Salah satu penasihat Vatikan, Pendeta Paolo Benanti, menyebut visi Thiel “mengganggu” dalam sebuah esai baru-baru ini yang berjudul “Bidat Amerika: Haruskah kita membakar Peter Thiel?” Intensitas tanggapannya sangat berbeda dengan reaksi yang relatif tenang terhadap ceramah serupa di San Francisco dan Paris awal tahun ini. Kedekatan ceramah tersebut dengan Vatikan tampaknya telah mendorong para komentator Katolik Roma untuk lebih vokal menentangnya.

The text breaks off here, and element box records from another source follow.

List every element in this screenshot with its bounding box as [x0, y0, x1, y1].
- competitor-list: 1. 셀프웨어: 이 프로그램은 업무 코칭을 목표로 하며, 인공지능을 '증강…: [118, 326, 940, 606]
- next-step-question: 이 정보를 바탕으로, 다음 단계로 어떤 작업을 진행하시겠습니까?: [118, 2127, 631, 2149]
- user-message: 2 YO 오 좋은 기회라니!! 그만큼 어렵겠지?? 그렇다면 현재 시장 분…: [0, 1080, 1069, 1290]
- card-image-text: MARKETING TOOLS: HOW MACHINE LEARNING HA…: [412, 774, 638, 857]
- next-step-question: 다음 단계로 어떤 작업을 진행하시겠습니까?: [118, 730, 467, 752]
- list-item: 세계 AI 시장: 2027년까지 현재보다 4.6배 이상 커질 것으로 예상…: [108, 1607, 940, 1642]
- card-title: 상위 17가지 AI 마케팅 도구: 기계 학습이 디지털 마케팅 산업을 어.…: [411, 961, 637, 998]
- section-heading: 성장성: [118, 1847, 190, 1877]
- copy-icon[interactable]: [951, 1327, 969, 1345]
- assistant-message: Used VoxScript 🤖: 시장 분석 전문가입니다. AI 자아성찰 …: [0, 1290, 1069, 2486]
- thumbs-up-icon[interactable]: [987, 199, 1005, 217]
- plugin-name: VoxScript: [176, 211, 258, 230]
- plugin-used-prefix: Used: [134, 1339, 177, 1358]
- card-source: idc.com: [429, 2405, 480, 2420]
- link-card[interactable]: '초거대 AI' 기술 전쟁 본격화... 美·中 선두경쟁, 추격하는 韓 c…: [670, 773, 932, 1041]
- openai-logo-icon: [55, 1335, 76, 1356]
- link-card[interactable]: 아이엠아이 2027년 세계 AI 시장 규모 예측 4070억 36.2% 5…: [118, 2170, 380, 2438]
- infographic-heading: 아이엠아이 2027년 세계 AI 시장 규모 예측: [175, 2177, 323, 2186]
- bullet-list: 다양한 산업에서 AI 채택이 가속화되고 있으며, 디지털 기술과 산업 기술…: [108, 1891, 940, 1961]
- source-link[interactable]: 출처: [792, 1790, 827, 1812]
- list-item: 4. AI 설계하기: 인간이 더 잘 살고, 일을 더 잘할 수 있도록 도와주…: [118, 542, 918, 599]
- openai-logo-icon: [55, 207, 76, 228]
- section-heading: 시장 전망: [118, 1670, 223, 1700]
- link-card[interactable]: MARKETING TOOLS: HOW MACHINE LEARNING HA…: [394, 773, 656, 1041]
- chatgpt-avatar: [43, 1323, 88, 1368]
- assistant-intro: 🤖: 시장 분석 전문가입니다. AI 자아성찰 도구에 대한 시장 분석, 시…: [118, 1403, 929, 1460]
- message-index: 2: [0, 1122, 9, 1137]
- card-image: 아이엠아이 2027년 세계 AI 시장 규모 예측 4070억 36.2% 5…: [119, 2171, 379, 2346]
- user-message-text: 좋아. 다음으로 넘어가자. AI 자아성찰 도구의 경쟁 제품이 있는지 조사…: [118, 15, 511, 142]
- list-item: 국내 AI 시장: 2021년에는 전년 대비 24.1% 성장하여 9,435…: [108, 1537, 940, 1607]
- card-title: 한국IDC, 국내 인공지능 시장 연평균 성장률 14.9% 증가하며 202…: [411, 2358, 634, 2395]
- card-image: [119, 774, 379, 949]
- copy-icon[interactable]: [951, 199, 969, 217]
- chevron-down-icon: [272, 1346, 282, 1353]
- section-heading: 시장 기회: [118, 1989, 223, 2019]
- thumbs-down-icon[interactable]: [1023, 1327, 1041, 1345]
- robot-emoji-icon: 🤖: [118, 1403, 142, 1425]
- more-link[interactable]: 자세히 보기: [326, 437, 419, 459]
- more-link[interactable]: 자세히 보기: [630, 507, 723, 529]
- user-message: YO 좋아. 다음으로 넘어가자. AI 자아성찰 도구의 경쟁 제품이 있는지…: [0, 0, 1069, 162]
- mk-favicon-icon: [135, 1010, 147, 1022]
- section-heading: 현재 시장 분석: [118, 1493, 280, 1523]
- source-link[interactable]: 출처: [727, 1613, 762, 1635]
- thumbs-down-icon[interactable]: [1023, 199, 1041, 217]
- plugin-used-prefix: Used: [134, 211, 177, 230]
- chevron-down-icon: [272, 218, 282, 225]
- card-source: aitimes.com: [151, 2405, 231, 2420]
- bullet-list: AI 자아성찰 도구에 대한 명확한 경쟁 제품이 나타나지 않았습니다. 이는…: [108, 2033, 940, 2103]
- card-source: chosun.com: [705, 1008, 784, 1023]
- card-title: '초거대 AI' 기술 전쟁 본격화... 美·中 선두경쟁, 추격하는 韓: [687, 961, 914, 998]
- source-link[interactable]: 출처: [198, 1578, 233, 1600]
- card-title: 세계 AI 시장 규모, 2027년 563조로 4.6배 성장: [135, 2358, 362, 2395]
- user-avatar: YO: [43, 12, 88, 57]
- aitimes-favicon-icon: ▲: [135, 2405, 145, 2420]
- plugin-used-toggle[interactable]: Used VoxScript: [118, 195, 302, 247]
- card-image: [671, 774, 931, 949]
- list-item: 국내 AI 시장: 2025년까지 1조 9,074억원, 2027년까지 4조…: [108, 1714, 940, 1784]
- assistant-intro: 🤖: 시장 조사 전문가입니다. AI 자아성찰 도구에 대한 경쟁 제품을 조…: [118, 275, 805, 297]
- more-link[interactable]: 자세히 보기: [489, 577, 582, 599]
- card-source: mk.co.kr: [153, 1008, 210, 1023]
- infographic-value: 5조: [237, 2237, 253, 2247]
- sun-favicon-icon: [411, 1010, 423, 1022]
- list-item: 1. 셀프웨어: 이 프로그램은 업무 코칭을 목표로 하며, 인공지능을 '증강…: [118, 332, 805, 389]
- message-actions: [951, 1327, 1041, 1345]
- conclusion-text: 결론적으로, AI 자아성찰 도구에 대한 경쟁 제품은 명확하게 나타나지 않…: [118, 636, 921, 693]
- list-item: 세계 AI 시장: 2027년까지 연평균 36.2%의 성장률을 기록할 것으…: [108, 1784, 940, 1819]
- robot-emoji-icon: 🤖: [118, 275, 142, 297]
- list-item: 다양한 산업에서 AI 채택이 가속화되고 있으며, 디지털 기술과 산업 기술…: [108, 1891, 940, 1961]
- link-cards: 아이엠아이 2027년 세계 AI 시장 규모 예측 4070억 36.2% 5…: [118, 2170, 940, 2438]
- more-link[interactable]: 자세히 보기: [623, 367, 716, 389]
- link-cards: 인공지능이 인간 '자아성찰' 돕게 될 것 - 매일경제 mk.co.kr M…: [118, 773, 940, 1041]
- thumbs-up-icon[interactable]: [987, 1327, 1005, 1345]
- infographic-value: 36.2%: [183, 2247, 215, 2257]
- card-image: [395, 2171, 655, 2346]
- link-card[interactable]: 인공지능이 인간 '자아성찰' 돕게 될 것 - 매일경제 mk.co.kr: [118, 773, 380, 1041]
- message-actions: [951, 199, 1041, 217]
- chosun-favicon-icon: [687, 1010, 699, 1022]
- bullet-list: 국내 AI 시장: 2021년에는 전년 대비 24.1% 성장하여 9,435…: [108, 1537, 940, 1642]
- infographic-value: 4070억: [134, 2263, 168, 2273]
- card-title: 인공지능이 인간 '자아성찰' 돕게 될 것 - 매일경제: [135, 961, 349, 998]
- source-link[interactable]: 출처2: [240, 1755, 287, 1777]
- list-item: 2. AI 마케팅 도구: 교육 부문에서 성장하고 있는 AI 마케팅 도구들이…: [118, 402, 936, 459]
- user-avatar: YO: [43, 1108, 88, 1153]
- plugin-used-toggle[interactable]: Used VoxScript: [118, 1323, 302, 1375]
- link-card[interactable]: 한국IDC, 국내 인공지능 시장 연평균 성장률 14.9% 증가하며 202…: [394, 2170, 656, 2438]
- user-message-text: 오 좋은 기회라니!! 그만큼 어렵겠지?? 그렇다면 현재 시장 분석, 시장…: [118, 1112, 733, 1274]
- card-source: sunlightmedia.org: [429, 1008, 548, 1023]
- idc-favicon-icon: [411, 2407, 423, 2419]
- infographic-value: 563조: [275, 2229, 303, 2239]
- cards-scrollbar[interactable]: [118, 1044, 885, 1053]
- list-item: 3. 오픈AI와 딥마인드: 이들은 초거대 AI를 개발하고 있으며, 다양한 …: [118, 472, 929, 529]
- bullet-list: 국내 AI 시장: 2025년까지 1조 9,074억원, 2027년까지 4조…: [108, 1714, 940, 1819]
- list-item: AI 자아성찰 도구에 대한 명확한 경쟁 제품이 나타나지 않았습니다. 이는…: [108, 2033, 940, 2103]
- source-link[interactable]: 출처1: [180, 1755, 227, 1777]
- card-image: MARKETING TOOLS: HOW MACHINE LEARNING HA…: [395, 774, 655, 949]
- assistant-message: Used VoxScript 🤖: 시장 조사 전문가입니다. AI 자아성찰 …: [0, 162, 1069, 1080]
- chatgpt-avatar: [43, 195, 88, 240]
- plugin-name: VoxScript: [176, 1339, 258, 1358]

Mengapa hal ini penting: Peringatan Thiel menjawab kekhawatiran yang ada mengenai pesatnya kemajuan teknologi dan potensi ketidakstabilan geopolitik. Fokusnya pada sosok “Antikristus” yang terpusat dan berkuasa sejalan dengan ketakutan akan kekuasaan yang tidak terkendali, baik dari pemerintah maupun perusahaan. Tanggapan Vatikan menyoroti perdebatan yang sedang berlangsung dalam pemikiran Kristen tentang bagaimana menafsirkan nubuatan apokaliptik dalam konteks modern.

Perdebatan mengenai klaim Thiel juga menimbulkan pertanyaan tentang persinggungan antara keyakinan, teknologi, dan ideologi politik. Peringatan-peringatannya, yang dibingkai dalam istilah-istilah keagamaan, mungkin menarik bagi kelompok konservatif tertentu, namun mengasingkan kelompok lain. Kontroversi ini menunjukkan bahwa bahkan di dalam institusi keagamaan yang sudah mapan, tidak ada konsensus mengenai cara mengatasi permasalahan kompleks ini.

Pada akhirnya, peringatan Thiel dan reaksi balik yang diakibatkannya menggarisbawahi ketegangan yang lebih luas antara kemajuan teknologi, keyakinan spiritual, dan pencarian makna di dunia yang tidak pasti.